Most investment will target new seawater desalination and wastewater treatment plants
Many countries are facing a perfect storm of financing constraints and water infrastructure shortfalls. Dramatic declines in oil and commodity prices, low water tariffs, groundwater overdrafts and untreated wastewater discharges are prompting governments to tap the private sector through public-private partnership (PPP) schemes.
According to a new report from Bluefield Research, the market for water PPP projects is set to nearly triple between 2016 and 2020, adding an average of 16 million cu meters/day of treatment capacity annually versus approximately 6 million cu meters/day between 2010 and 2015. Total investment is expected to surpass $58 billion, of which 80% will target new seawater desalination and wastewater treatment plants.
The global adoption of the water PPP model will come to the fore in the next five years through a combination of continued growth in markets where the model is well-established (China, Brazil), resurgence in markets that have stalled (Indonesia, Philippines, Mexico, Egypt) and new markets opening up (Persian Gulf countries, Vietnam, Peru, the United States).
"Particularly in emerging markets, led by China, municipalities are hard pressed to match the financial capacity and operational expertise that the private sector can provide," said Phuong Pham, Senior Analyst at Bluefield Research. "National governments aim to de-risk their water sectors for private investment with new PPP laws and more attractive contract tenders, while preserving long-term control over assets."

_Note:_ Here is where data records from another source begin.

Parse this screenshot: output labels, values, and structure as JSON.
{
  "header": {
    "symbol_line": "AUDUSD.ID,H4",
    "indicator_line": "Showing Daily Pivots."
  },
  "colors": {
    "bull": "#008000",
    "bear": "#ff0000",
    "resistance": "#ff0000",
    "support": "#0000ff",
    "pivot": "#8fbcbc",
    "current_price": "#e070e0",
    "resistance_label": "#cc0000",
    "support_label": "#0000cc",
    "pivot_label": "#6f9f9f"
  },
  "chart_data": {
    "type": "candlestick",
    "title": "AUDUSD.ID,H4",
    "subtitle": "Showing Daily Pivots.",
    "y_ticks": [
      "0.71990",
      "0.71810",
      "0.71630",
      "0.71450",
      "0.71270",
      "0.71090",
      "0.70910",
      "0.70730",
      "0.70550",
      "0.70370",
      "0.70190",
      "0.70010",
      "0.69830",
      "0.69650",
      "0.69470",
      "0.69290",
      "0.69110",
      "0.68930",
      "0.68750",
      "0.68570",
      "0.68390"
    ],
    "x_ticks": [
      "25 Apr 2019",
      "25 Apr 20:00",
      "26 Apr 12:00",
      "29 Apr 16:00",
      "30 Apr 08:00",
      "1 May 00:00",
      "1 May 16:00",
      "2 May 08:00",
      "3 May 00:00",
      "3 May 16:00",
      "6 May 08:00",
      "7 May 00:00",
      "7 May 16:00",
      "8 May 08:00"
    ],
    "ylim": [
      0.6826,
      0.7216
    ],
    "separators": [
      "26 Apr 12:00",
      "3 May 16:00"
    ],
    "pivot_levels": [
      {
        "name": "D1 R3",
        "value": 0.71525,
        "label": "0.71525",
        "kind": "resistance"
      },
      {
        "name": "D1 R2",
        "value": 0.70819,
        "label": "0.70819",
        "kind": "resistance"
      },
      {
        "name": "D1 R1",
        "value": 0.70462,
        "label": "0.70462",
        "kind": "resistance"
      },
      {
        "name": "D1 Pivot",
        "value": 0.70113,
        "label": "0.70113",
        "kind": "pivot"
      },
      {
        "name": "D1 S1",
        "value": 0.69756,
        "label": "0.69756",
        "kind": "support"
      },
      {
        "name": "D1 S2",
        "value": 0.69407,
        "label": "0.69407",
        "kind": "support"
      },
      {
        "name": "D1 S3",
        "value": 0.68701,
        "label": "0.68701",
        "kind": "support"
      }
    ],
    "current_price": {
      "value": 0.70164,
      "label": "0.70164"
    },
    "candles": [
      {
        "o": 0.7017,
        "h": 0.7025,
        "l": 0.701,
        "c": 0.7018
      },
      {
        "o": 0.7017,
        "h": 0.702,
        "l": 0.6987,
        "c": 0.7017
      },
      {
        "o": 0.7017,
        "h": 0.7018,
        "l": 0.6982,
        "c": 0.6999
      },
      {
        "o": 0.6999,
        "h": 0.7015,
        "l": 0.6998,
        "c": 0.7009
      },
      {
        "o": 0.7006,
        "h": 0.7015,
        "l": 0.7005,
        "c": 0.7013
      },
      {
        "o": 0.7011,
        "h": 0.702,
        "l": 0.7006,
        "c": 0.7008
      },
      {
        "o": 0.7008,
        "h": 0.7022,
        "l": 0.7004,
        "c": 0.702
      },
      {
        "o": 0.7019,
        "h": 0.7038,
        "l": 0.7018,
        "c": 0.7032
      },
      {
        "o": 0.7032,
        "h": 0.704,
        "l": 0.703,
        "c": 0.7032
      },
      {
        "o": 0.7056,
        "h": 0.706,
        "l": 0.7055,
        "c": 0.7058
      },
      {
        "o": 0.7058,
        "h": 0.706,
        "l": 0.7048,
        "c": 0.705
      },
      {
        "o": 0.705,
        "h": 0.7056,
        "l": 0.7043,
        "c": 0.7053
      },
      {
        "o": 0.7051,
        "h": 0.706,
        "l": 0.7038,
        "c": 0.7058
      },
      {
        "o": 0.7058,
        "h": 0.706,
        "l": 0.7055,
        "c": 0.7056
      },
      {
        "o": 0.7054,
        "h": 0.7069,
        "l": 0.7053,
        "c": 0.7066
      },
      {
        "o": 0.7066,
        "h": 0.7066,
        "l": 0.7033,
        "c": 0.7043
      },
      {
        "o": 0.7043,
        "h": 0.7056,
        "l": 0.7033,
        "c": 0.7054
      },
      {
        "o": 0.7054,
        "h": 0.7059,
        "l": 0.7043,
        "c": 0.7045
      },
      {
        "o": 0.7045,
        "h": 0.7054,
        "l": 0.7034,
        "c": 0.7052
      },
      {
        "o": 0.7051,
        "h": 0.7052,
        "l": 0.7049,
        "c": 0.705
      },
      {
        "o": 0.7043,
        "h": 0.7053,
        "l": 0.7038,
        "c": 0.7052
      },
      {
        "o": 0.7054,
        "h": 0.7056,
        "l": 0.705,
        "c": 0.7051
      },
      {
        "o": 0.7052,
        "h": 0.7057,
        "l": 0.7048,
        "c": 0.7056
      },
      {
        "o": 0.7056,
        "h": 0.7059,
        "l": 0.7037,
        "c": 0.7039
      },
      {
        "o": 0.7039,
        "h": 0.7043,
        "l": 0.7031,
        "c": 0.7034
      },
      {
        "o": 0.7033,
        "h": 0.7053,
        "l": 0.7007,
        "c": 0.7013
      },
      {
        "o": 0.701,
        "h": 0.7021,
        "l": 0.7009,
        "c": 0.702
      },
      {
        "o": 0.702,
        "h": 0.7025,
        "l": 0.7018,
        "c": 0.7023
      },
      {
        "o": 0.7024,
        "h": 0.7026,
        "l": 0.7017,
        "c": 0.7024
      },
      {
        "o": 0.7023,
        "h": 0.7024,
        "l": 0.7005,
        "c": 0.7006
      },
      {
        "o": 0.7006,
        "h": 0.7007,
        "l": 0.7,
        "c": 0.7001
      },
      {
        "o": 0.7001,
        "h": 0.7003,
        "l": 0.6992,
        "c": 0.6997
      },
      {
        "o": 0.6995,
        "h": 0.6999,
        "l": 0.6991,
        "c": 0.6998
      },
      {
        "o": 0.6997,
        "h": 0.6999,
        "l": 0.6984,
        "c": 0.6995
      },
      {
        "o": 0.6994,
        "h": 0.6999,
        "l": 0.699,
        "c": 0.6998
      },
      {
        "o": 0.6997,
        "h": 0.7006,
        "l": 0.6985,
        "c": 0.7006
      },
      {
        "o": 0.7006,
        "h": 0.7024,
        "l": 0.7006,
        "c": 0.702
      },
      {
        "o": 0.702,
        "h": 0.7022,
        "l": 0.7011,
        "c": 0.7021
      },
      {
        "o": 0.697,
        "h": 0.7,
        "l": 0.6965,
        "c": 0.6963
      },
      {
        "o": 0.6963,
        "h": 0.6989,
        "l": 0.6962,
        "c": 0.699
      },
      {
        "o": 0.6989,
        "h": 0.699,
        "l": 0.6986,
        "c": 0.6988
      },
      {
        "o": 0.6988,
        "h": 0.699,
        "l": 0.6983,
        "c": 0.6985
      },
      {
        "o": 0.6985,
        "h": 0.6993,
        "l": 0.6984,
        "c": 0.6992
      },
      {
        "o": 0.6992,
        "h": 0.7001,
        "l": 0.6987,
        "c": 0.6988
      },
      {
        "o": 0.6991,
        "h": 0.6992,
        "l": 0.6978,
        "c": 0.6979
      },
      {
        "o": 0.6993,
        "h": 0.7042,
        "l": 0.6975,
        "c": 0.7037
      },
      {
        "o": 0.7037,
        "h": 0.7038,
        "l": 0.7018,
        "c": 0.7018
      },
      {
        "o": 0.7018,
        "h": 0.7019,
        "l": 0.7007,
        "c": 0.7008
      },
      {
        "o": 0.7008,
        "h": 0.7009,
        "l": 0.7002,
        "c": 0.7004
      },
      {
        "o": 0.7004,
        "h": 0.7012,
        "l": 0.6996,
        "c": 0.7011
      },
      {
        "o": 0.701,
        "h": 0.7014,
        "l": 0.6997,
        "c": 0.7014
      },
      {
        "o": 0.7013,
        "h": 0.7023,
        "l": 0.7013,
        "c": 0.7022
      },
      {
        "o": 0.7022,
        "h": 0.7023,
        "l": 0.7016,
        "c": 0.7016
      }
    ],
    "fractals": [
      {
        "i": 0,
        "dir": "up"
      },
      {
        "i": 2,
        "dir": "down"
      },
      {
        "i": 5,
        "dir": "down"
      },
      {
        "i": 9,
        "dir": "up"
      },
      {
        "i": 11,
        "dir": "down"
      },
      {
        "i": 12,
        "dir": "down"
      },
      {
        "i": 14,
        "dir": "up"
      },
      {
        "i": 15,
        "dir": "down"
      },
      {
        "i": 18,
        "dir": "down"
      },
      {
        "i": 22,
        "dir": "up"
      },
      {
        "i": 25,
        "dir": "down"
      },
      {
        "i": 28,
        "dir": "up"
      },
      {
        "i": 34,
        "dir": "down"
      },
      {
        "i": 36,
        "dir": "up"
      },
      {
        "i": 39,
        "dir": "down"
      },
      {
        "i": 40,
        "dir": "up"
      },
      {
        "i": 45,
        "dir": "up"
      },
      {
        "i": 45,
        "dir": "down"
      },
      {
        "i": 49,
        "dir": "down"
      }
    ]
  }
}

An increasingly diverse group of private and semi-private firms are responding to new tender opportunities for PPP contracts. Bluefield's analysis of the portfolio strategies of the 50 largest global water players indicates that the water PPP market is in transition, with a cast of new players emerging.
The global PPP market is led by integrated water players Veolia and Suez who have sustained their positions in recent years with over 19 million cu meters/day of capacity each, followed by semi-private local utilities (SABESP, COPASA), rapidly scaling Chinese players (BEWG, China Everbright), emerging utility concessionaires (Manila Water, AEGEA) and integrated water players (Aqualia).
"Many players turned their backs on PPP opportunities during the recent recession because of their capital intensity, while they deleveraged and reviewed their value chain positions overall," said Keith Hays, Vice President of Bluefield Research. "This market shakeout has left a field of players with clearer strategies to navigate continued macroeconomic uncertainty and address new opportunities."
These and other insights are found in Bluefield's new report - Public-Private Partnerships in Water: Company Strategies & Market Opportunities, 2016-2020.